Implement OAuth 2.0 authorization code flow
This recipe shows how to implement the OAuth 2.0 authorization code flow to enable secure user login via Banqup One—useful, for example, when adding your extension to Banqup Store and needing to integrate the Banqup One login process into your app.
The recipe walks you through the essential steps to authenticate users and retrieve access tokens for authorized API access.
Prerequisites
- You have Postman installed.
- You have successfully registered on Banqup One app.
- You have an account and an app on Banqup Developer Portal.
Recommended: Set up a new, dedicated app specifically for the authorization code flow.
Step 1: Enable API product
On the Banqup Developer Portal, enable the Oauth2 - Authorization code flow API product within the newly created app.
The API is activated instantly.
Step 2: Activate redirect URI
The redirect URI tells the authorization server where to send the user after access is granted.

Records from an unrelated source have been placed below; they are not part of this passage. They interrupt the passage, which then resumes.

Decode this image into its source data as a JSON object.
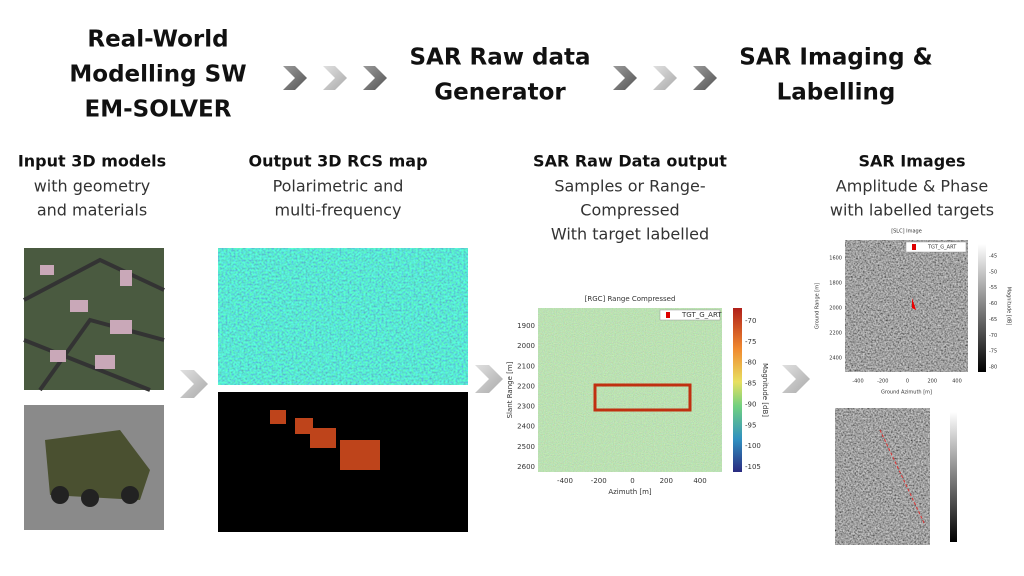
{
  "header": {
    "steps": [
      {
        "lines": [
          "Real-World",
          "Modelling SW",
          "EM-SOLVER"
        ]
      },
      {
        "lines": [
          "SAR Raw data",
          "Generator"
        ]
      },
      {
        "lines": [
          "SAR Imaging &",
          "Labelling"
        ]
      }
    ]
  },
  "columns": [
    {
      "title": "Input 3D models",
      "lines": [
        "with geometry",
        "and materials"
      ]
    },
    {
      "title": "Output 3D RCS map",
      "lines": [
        "Polarimetric and",
        "multi-frequency"
      ]
    },
    {
      "title": "SAR Raw Data output",
      "lines": [
        "Samples or Range-",
        "Compressed",
        "With target labelled"
      ]
    },
    {
      "title": "SAR Images",
      "lines": [
        "Amplitude & Phase",
        "with labelled targets"
      ]
    }
  ],
  "plots": [
    {
      "title": "[RGC] Range Compressed",
      "legend": "TGT_G_ART",
      "xlabel": "Azimuth [m]",
      "ylabel": "Slant Range [m]",
      "xticks": [
        "-400",
        "-200",
        "0",
        "200",
        "400"
      ],
      "yticks": [
        "1900",
        "2000",
        "2100",
        "2200",
        "2300",
        "2400",
        "2500",
        "2600"
      ],
      "colorbar_ticks": [
        "-70",
        "-75",
        "-80",
        "-85",
        "-90",
        "-95",
        "-100",
        "-105"
      ],
      "colorbar_label": "Magnitude [dB]"
    },
    {
      "title": "[SLC] Image",
      "legend": "TGT_G_ART",
      "xlabel": "Ground Azimuth [m]",
      "ylabel": "Ground Range [m]",
      "xticks": [
        "-400",
        "-200",
        "0",
        "200",
        "400"
      ],
      "yticks": [
        "1600",
        "1800",
        "2000",
        "2200",
        "2400"
      ],
      "colorbar_ticks": [
        "-45",
        "-50",
        "-55",
        "-60",
        "-65",
        "-70",
        "-75",
        "-80"
      ],
      "colorbar_label": "Magnitude [dB]"
    }
  ]
}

You can activate one or more URIs in this API request.
Endpoint: 
/oauth2/activate_redirect
Request body: View documentation
- To authenticate, generate a bearer token using these steps.
curl --location 'https://{{serverURL}}/oauth2/activate_redirect' \
--header 'Content-Type: application/json' \
--header 'Authorization: Bearer YOUR_TOKEN' \
--data '{
"redirect_uri": ["www.banqup.com"]
}'
Successful response:
{
"message": "Redirect created successfully.",
"redirect_uri": [
"www.banqup.com"
]
}
Update redirect URIs
Endpoint: 
/oauth2/update_redirect
Request body: View documentation
curl --location --request PUT 'https://{{serverURL}}/oauth2/update_redirect' \
--header 'Content-Type: application/json' \
--header 'Authorization: Bearer YOUR_TOKEN' \
--data '{
"redirect_uri": ["https://www.unifiedpost.com"]
}'
Successful response:
{
"message": "Redirect URI updated successfully.",
"redirect_uri": [
"https://www.unifiedpost.com"
]
}
Step 3: Generate access token
- In Postman, select the OAuth2 authentication type and fill in the necessary data in the Authorization tab.

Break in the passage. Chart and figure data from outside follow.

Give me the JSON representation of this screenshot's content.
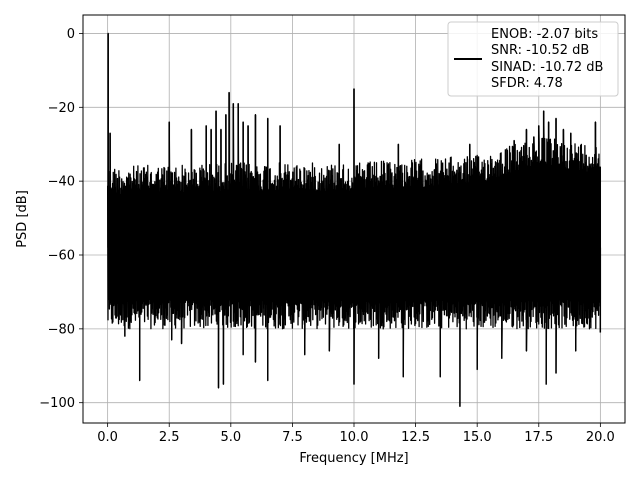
{
  "chart_data": {
    "type": "line",
    "title": "",
    "xlabel": "Frequency [MHz]",
    "ylabel": "PSD [dB]",
    "xlim": [
      -1.0,
      21.0
    ],
    "ylim": [
      -105.5,
      5.0
    ],
    "x_ticks": [
      0.0,
      2.5,
      5.0,
      7.5,
      10.0,
      12.5,
      15.0,
      17.5,
      20.0
    ],
    "x_tick_labels": [
      "0.0",
      "2.5",
      "5.0",
      "7.5",
      "10.0",
      "12.5",
      "15.0",
      "17.5",
      "20.0"
    ],
    "y_ticks": [
      0,
      -20,
      -40,
      -60,
      -80,
      -100
    ],
    "y_tick_labels": [
      "0",
      "−20",
      "−40",
      "−60",
      "−80",
      "−100"
    ],
    "grid": true,
    "legend_position": "top-right",
    "legend_entries": [
      "ENOB: -2.07 bits",
      "SNR: -10.52 dB",
      "SINAD: -10.72 dB",
      "SFDR: 4.78"
    ],
    "line_color": "#000000",
    "x_range": [
      0.0,
      20.0
    ],
    "noise_band_db": [
      -80,
      -36
    ],
    "noise_floor_db": -58,
    "envelope_upper_db": [
      {
        "x": 0.0,
        "y": -36
      },
      {
        "x": 5.0,
        "y": -35
      },
      {
        "x": 10.0,
        "y": -35
      },
      {
        "x": 15.0,
        "y": -33
      },
      {
        "x": 17.5,
        "y": -28
      },
      {
        "x": 20.0,
        "y": -30
      }
    ],
    "spikes": [
      {
        "x": 0.02,
        "y": 0
      },
      {
        "x": 0.1,
        "y": -27
      },
      {
        "x": 2.5,
        "y": -24
      },
      {
        "x": 3.4,
        "y": -26
      },
      {
        "x": 4.0,
        "y": -25
      },
      {
        "x": 4.2,
        "y": -26
      },
      {
        "x": 4.4,
        "y": -21
      },
      {
        "x": 4.6,
        "y": -26
      },
      {
        "x": 4.8,
        "y": -22
      },
      {
        "x": 4.93,
        "y": -16
      },
      {
        "x": 5.1,
        "y": -19
      },
      {
        "x": 5.3,
        "y": -19
      },
      {
        "x": 5.5,
        "y": -24
      },
      {
        "x": 5.7,
        "y": -25
      },
      {
        "x": 6.0,
        "y": -22
      },
      {
        "x": 6.5,
        "y": -23
      },
      {
        "x": 7.0,
        "y": -25
      },
      {
        "x": 9.4,
        "y": -30
      },
      {
        "x": 10.0,
        "y": -15
      },
      {
        "x": 11.8,
        "y": -30
      },
      {
        "x": 14.7,
        "y": -30
      },
      {
        "x": 16.5,
        "y": -29
      },
      {
        "x": 17.0,
        "y": -26
      },
      {
        "x": 17.3,
        "y": -28
      },
      {
        "x": 17.5,
        "y": -25
      },
      {
        "x": 17.7,
        "y": -21
      },
      {
        "x": 17.9,
        "y": -24
      },
      {
        "x": 18.2,
        "y": -23
      },
      {
        "x": 18.5,
        "y": -26
      },
      {
        "x": 18.8,
        "y": -27
      },
      {
        "x": 19.8,
        "y": -24
      }
    ],
    "dips": [
      {
        "x": 0.05,
        "y": -65
      },
      {
        "x": 0.7,
        "y": -82
      },
      {
        "x": 1.3,
        "y": -94
      },
      {
        "x": 2.6,
        "y": -83
      },
      {
        "x": 3.0,
        "y": -84
      },
      {
        "x": 4.5,
        "y": -96
      },
      {
        "x": 4.7,
        "y": -95
      },
      {
        "x": 5.5,
        "y": -87
      },
      {
        "x": 6.0,
        "y": -89
      },
      {
        "x": 6.5,
        "y": -94
      },
      {
        "x": 8.0,
        "y": -87
      },
      {
        "x": 9.0,
        "y": -86
      },
      {
        "x": 10.0,
        "y": -95
      },
      {
        "x": 11.0,
        "y": -88
      },
      {
        "x": 12.0,
        "y": -93
      },
      {
        "x": 13.5,
        "y": -93
      },
      {
        "x": 14.3,
        "y": -101
      },
      {
        "x": 15.0,
        "y": -91
      },
      {
        "x": 16.0,
        "y": -88
      },
      {
        "x": 17.0,
        "y": -86
      },
      {
        "x": 17.8,
        "y": -95
      },
      {
        "x": 18.2,
        "y": -92
      },
      {
        "x": 19.0,
        "y": -86
      },
      {
        "x": 20.0,
        "y": -81
      }
    ]
  }
}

Then, click on Get new access token button.
Authorization data
| Element | Value |
|---|---|
| Token name | e.g. My OAuth2 Token |
| Grant type | Authorization Code |
| Callback URL | Needs to be the redirect URI activated in the previous step. |
| Auth URL | |
| Access token URL | |
| Client Id | Use the API key from the app created on the Developer Portal. |
| Client secret | Use the client secret from the app created on the Developer Portal. |
| Scope | openid |
| Client authentication | Send client credentials in body |
- Scan the QR code that appears on the pop-up window with your Banqup mobile app, and then confirm your login.
- Only at first login, grant access to the user accessing the space.
In Postman, the access token is generated and will be used to give the user access to Banqup.